The other benefit the Nanoleaf essentials bulb will work as a mesh point for any future Thread based devices that you get. So in my case I had have several Thread devices and these all connect and provide a stronger, more stable network.
I did find in my testing that when I just had one Nanoleaf bulb connected and when I turned off my HomePod Mini. The Nanoleaf light was unavailable altogether in the Home app. It didn’t reconnect via Bluetooth to either my full size HomePod’s or my two Apple TV Hubs.
Bluetooth vs Thread
If you don’t have a HomePod mini in the home, then Bluetooth provides the same features both through the Nanoleaf app and Home app. But there’s a noticeable lag which sometimes was up to 10 seconds for the light to turn on and compared to Thread, which is almost instant.
The other downside to Bluetooth is that if you don’t have a HomeKit hub such as the original HomePod or an Apple TV in your Home. You will not get remote access when outside your home. Additionally, Bluetooth has a short range for connectivity. So the controlling device or HomeKit hub needs to be within about 10 meters to connect reliably.
But please don’t come away from this part of the review with the impression I am slating Bluetooth for iOT devices. Bluetooth plays an important part in the smart home ecosystem, but for the right products. So until recently with HomeKit, the only way to have a device with no hub particularly for a smart bulb has been via Bluetooth or Wi-Fi. So Bluetooth will still play a part in HomeKit and smart home, but for the right product. But now Thread has taken off, it is going to be great to see more devices like this adopting this wireless connectivity option.
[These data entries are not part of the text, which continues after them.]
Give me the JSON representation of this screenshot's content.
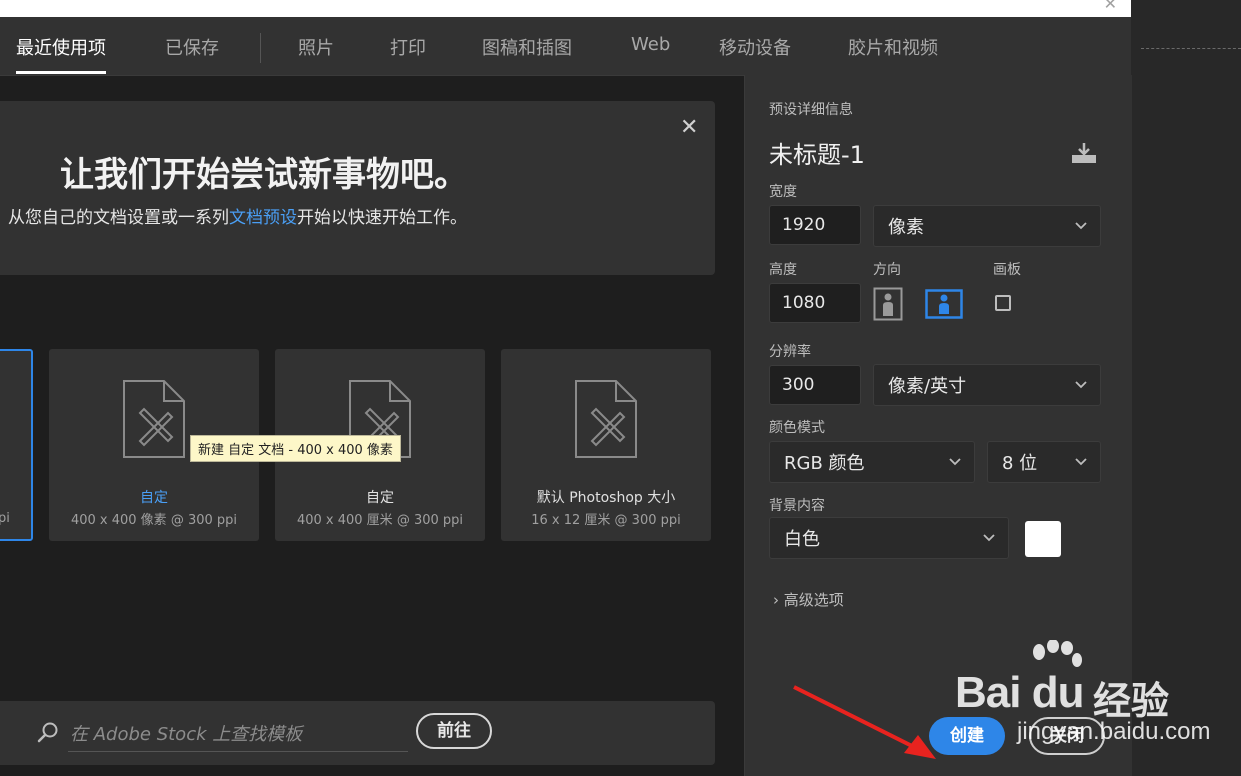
{
  "tabs": [
    {
      "label": "最近使用项",
      "active": true
    },
    {
      "label": "已保存"
    },
    {
      "label": "照片"
    },
    {
      "label": "打印"
    },
    {
      "label": "图稿和插图"
    },
    {
      "label": "Web"
    },
    {
      "label": "移动设备"
    },
    {
      "label": "胶片和视频"
    }
  ],
  "welcome": {
    "title": "让我们开始尝试新事物吧。",
    "subtitle_before": "从您自己的文档设置或一系列",
    "subtitle_link": "文档预设",
    "subtitle_after": "开始以快速开始工作。"
  },
  "presets": [
    {
      "partial_dim": "pi"
    },
    {
      "name": "自定",
      "dim": "400 x 400 像素 @ 300 ppi"
    },
    {
      "name": "自定",
      "dim": "400 x 400 厘米 @ 300 ppi"
    },
    {
      "name": "默认 Photoshop 大小",
      "dim": "16 x 12 厘米 @ 300 ppi"
    }
  ],
  "tooltip": "新建 自定 文档 - 400 x 400 像素",
  "stock": {
    "placeholder": "在 Adobe Stock 上查找模板",
    "go_label": "前往"
  },
  "details": {
    "heading": "预设详细信息",
    "doc_name": "未标题-1",
    "width_label": "宽度",
    "width_value": "1920",
    "width_unit": "像素",
    "height_label": "高度",
    "height_value": "1080",
    "orientation_label": "方向",
    "artboard_label": "画板",
    "resolution_label": "分辨率",
    "resolution_value": "300",
    "resolution_unit": "像素/英寸",
    "color_mode_label": "颜色模式",
    "color_mode_value": "RGB 颜色",
    "bit_depth_value": "8 位",
    "background_label": "背景内容",
    "background_value": "白色",
    "advanced_label": "高级选项"
  },
  "buttons": {
    "create": "创建",
    "close": "关闭"
  },
  "watermark": {
    "brand": "Bai du",
    "cn": "经验",
    "url": "jingyan.baidu.com"
  },
  "colors": {
    "accent": "#2e86e8",
    "link": "#4a9ff5",
    "panel": "#323232",
    "background": "#1e1e1e",
    "annotation_arrow": "#e8231f"
  }
}
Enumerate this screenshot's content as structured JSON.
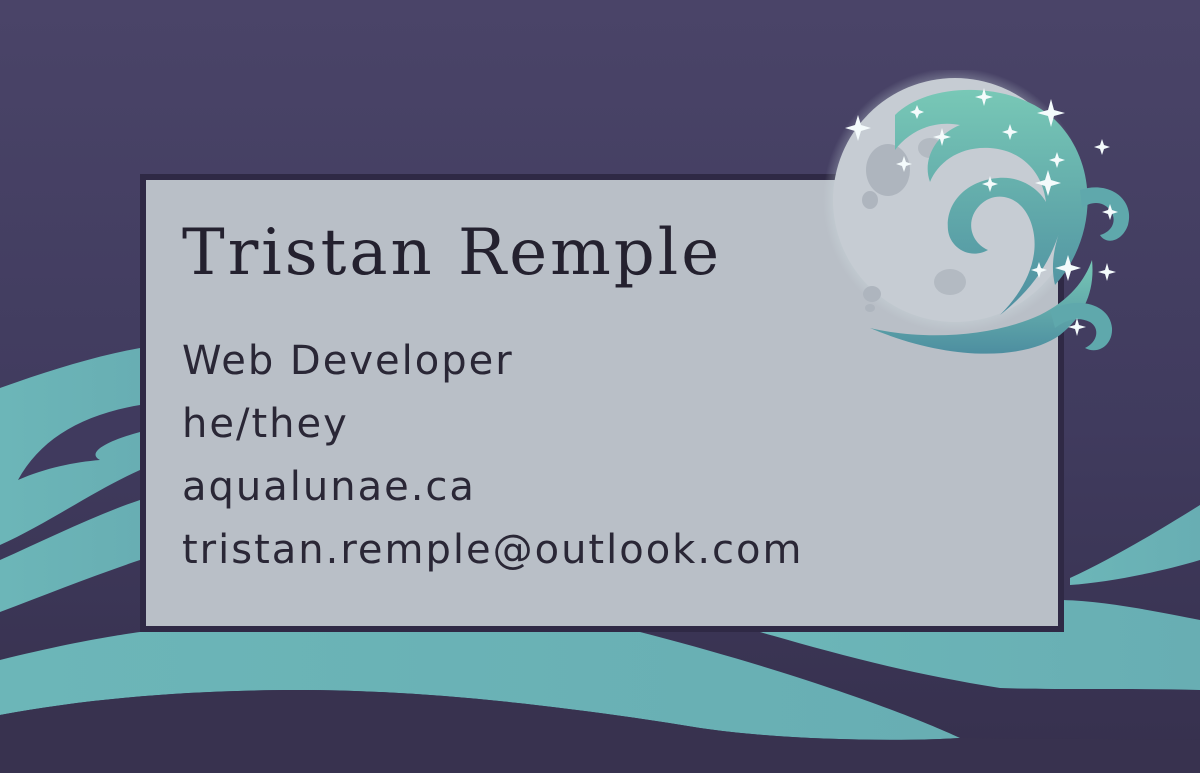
{
  "card": {
    "name": "Tristan Remple",
    "details": [
      "Web Developer",
      "he/they",
      "aqualunae.ca",
      "tristan.remple@outlook.com"
    ]
  },
  "colors": {
    "background": "#48426a",
    "card": "#b9bfc7",
    "card_border": "#2f2945",
    "wave": "#6bb3b5",
    "moon": "#c9ced4",
    "emblem": "#6dbfb0",
    "text": "#24212f"
  },
  "icons": {
    "moon": "crescent-moon-emblem",
    "waves": "ocean-waves"
  }
}
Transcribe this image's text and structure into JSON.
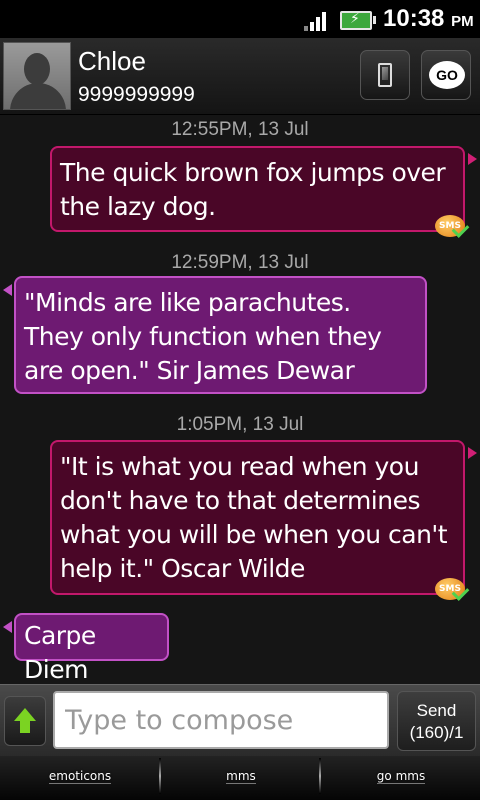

Nanoleaf Essentials smart bulbs review summary
The Nanoleaf Essentials smart bulbs are impressive and they have surprised me with the performance given the price point. At £17.99 they are over just over half the price of the Philips Hue colour bulbs. I also like the design aspect, you can use them hidden away in a fitting. But you can also use them in a more exposed lighting feature because of its unique design.
I have found the light performance better than lights round the same price point and while the colour performance just falls short of the Hue standard. These smart bulbs have earned a place in my HomeKit setup and replaced the Ikea colour bulbs I had already.
I love the fact they come with Thread support built in and not only provide near instant response because of this. But they also help play a part to build out the Thread mesh network in the HomeKit setup. Whereas Bluetooth is not as quick as Thread and slightly lets them down. This is not necessarily a fault of the product. Rather than how that standard works.
I like that Nanoleaf has thought about the health benefits of the right lighting in the home with the Circadian lighting feature. But I want them to come through with support for HomeKit adaptive lighting. The reason being is that Circadian feature does not seem as good as Apple’s own. Plus, the feature is deactivated if you use any control option via the HomeKit route.
The bottom line on the Nanoleaf Essentials smart bulb is that you get a solid, well made and good performance for the price point at £17.99/$19.99. I do think Philips Hue have something to be worried about in the Nanoleaf Essentials range. So it’s going to be interesting to see how they react.